Limitations & Future Work

  • Experiments are limited to 1.3B parameters; effectiveness on larger models (7B+) remains unverified.
  • SAGE was only tested on the Llama architecture; performance on others (e.g., Mixture of Experts) is unknown.
  • The number of pre-training tokens and datasets are relatively small (using RedPajama subsets); large-scale pre-training requires further validation.
  • No systematic comparison with other low-rank methods like GaLore or APOLLO (though APOLLO results are noted as poor).
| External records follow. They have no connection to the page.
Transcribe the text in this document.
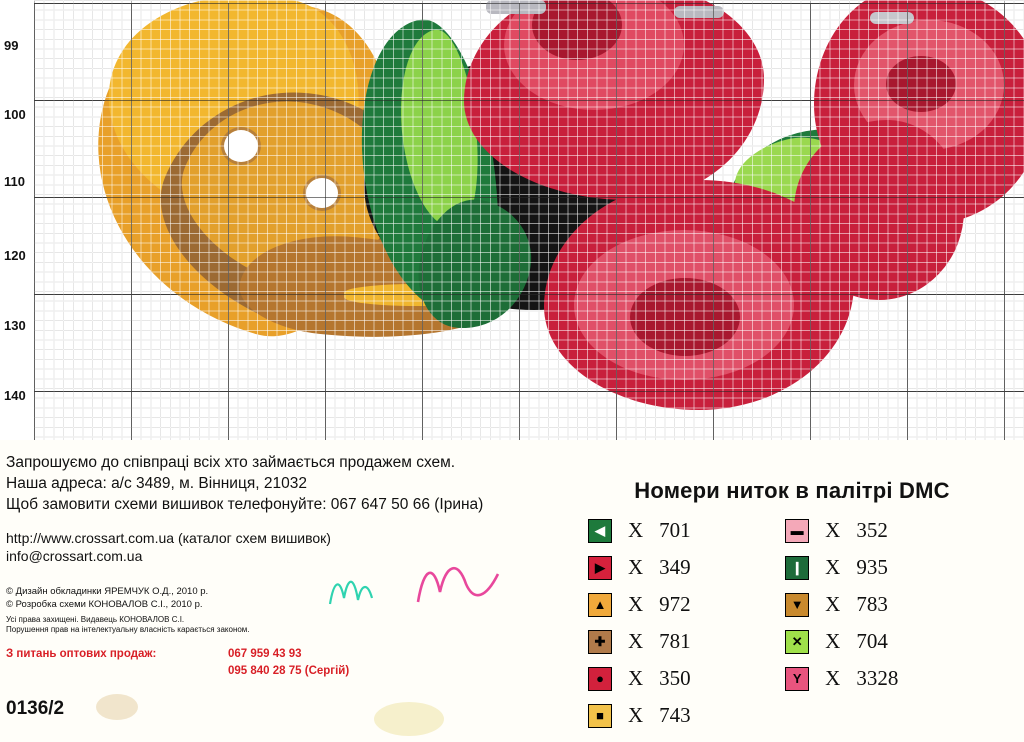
99
100
110
120
130
140
Запрошуємо до співпраці всіх хто займається продажем схем.
Наша адреса: а/с 3489, м. Вінниця, 21032
Щоб замовити схеми вишивок телефонуйте: 067 647 50 66 (Ірина)
http://www.crossart.com.ua (каталог схем вишивок)
info@crossart.com.ua
© Дизайн обкладинки ЯРЕМЧУК О.Д., 2010 р.
© Розробка схеми КОНОВАЛОВ С.І., 2010 р.
Усі права захищені. Видавець КОНОВАЛОВ С.І.
Порушення прав на інтелектуальну власність карається законом.
З питань оптових продаж:	067 959 43 93
095 840 28 75 (Сергій)
0136/2
Номери ниток в палітрі DMC
◀	X 701
▶	X 349
▲ X 972
✚	X 781
●	X 350
■	X 743
▬ X 352
❙	X 935
▼ X 783
✕	X 704
Y	X 3328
  • vs AdamW: Significant jump in memory efficiency (~10× smaller optimizer states) while achieving better perplexity.
  • vs Lion: SAGE provides an adaptive generalization, allowing for higher learning rates through bounded damping.
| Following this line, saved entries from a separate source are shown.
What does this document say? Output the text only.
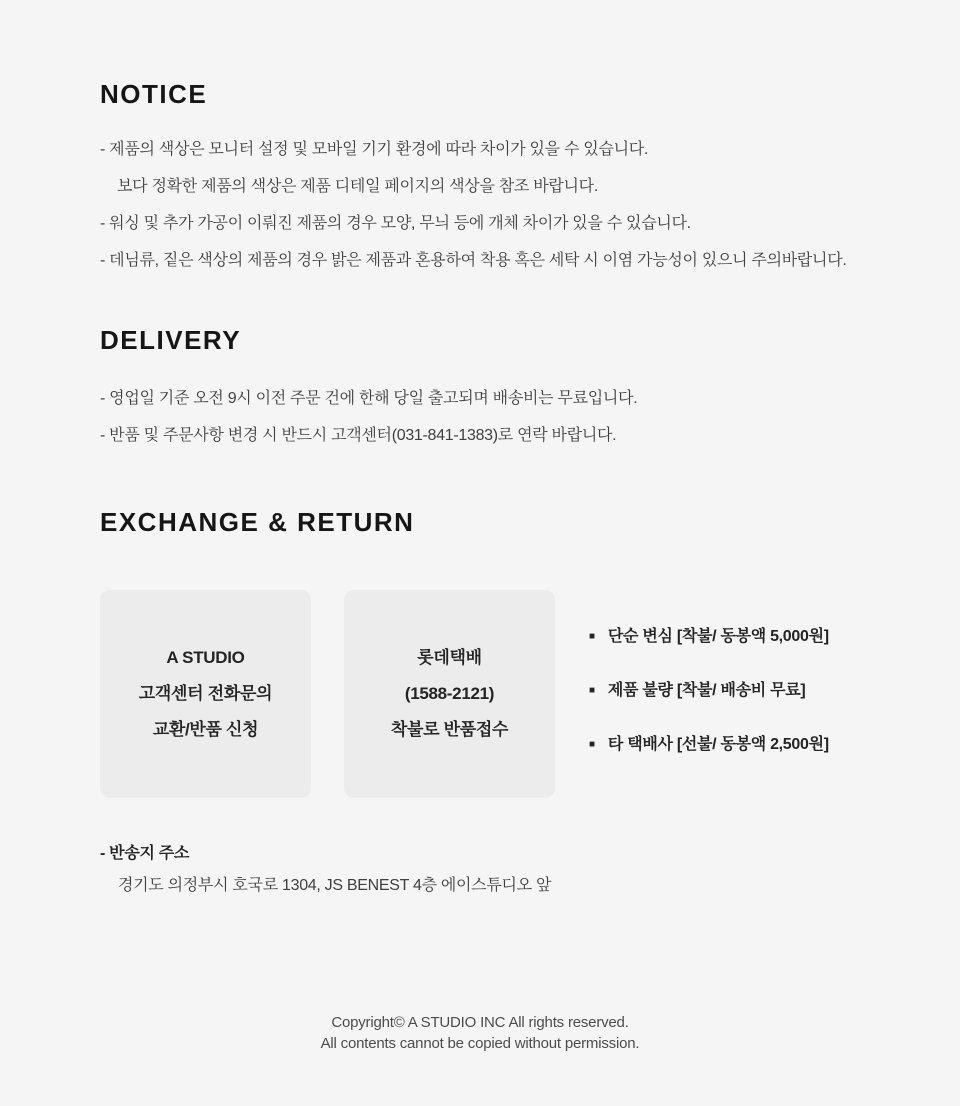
NOTICE
- 제품의 색상은 모니터 설정 및 모바일 기기 환경에 따라 차이가 있을 수 있습니다.
보다 정확한 제품의 색상은 제품 디테일 페이지의 색상을 참조 바랍니다.
- 워싱 및 추가 가공이 이뤄진 제품의 경우 모양, 무늬 등에 개체 차이가 있을 수 있습니다.
- 데님류, 짙은 색상의 제품의 경우 밝은 제품과 혼용하여 착용 혹은 세탁 시 이염 가능성이 있으니 주의바랍니다.
DELIVERY
- 영업일 기준 오전 9시 이전 주문 건에 한해 당일 출고되며 배송비는 무료입니다.
- 반품 및 주문사항 변경 시 반드시 고객센터(031-841-1383)로 연락 바랍니다.
EXCHANGE & RETURN

A STUDIO

고객센터 전화문의

교환/반품 신청

롯데택배

(1588-2121)

착불로 반품접수

■ 단순 변심 [착불/ 동봉액 5,000원]
■ 제품 불량 [착불/ 배송비 무료]
■ 타 택배사 [선불/ 동봉액 2,500원]

- 반송지 주소

경기도 의정부시 호국로 1304, JS BENEST 4층 에이스튜디오 앞

Copyright© A STUDIO INC All rights reserved.

All contents cannot be copied without permission.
  • vs SinkGD: While SinkGD requires a fallback to AdamW for embedding layers, SAGE replaces this fallback more efficiently.

Rating

  • Novelty: ⭐⭐⭐⭐ The diagnosis of the embedding layer dilemma and the \(O(d)\) adaptive scaling solution are highly novel.
  • Experimental Thoroughness: ⭐⭐⭐ Model sizes are relatively small, lacking larger-scale verification.
  • Writing Quality: ⭐⭐⭐⭐⭐ Clear motivation and rigorous theoretical analysis.
  • Value: ⭐⭐⭐⭐ Provides a practical optimizer solution for memory-constrained LLM training.